This operational guide walkthroughs a checklist of steps to onboard large sized datasets ( >100 TiB in size including all replicas), into the Filecoin network. This guide is suitable for data owners that are seeking an introduction to the onboarding process.
The end-to-end data flow is covered at an introductory level, from planning, through to retrieval testing. This guide is intended as a top-level guide that summarizes each step, while providing references to more detailed documentation.
This guide provides a walkthrough usage of the primary client-side tool set, namely Singularity, supported by Boost, and Lotus client.
- 1.Understand the large data onboarding reference architecture.
- 2.Select datasets for onboarding, estimate sizing.
- 3.Allocate storage funding with DataCap, or FIL tokens.

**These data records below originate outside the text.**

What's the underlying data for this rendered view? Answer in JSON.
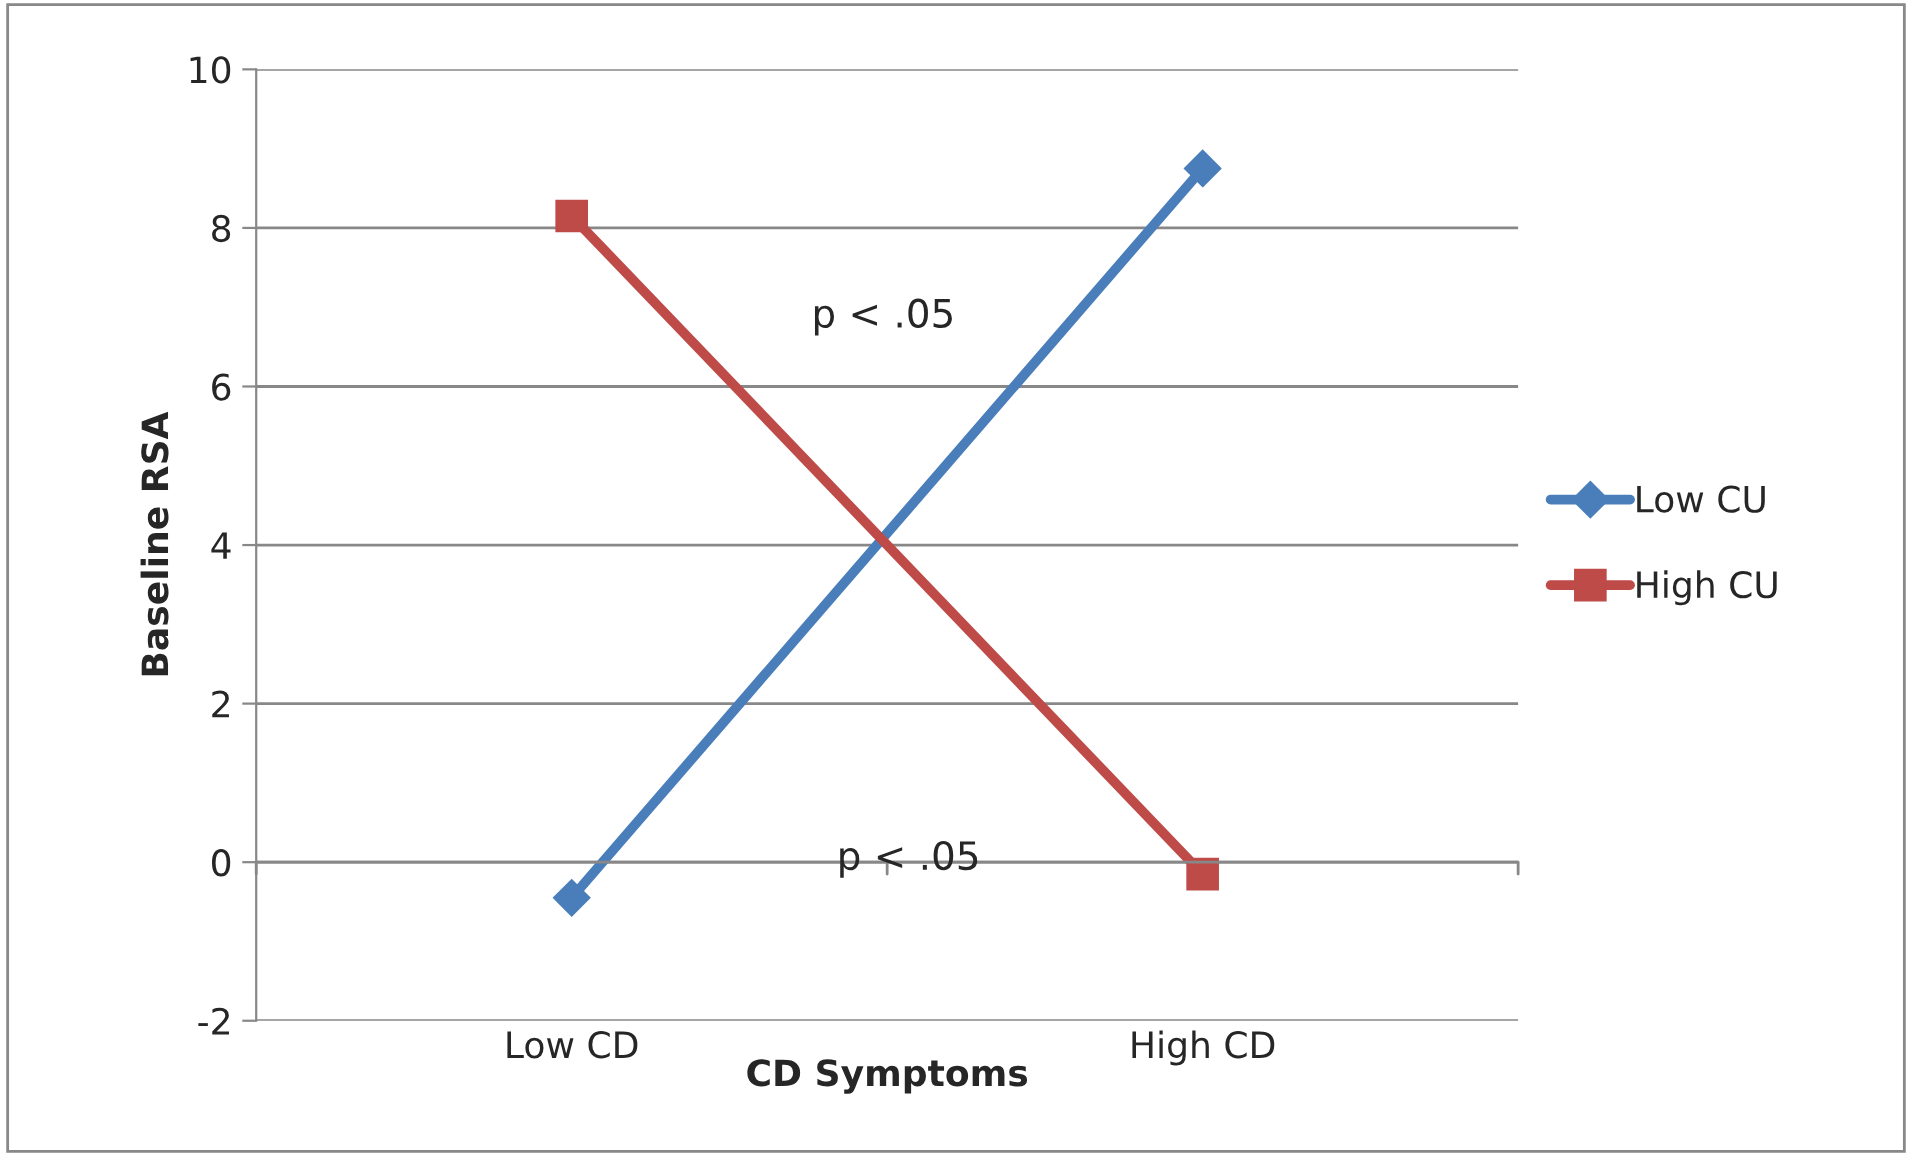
{
  "chart_data": {
    "type": "line",
    "xlabel": "CD Symptoms",
    "ylabel": "Baseline RSA",
    "categories": [
      "Low CD",
      "High CD"
    ],
    "series": [
      {
        "name": "Low CU",
        "color": "#4a7ebb",
        "values": [
          -0.45,
          8.75
        ],
        "marker": "diamond"
      },
      {
        "name": "High CU",
        "color": "#be4b48",
        "values": [
          8.15,
          -0.15
        ],
        "marker": "square"
      }
    ],
    "ylim": [
      -2,
      10
    ],
    "yticks": [
      -2,
      0,
      2,
      4,
      6,
      8,
      10
    ],
    "grid": "y",
    "legend": "right",
    "line_style": "solid",
    "annotations": [
      "p < .05",
      "p < .05"
    ]
  }
}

- 4.Select Storage Providers
- 5.Setup Storage Gateway environment
- 6.Prepare Data
- 7.Replicate Data to SPs, Propose Storage Deals
- 8.Retrieve Data
- 9.Plan next steps
If your organization's dataset is smaller (<100TiB), you may also consider alternatives that may provide simpler and accelerated onboarding paths, such as Chainsafe.storage, Estuary.tech, web3.storage, NFT.storage, and others listed at https://dataonboarding.filecoin.io/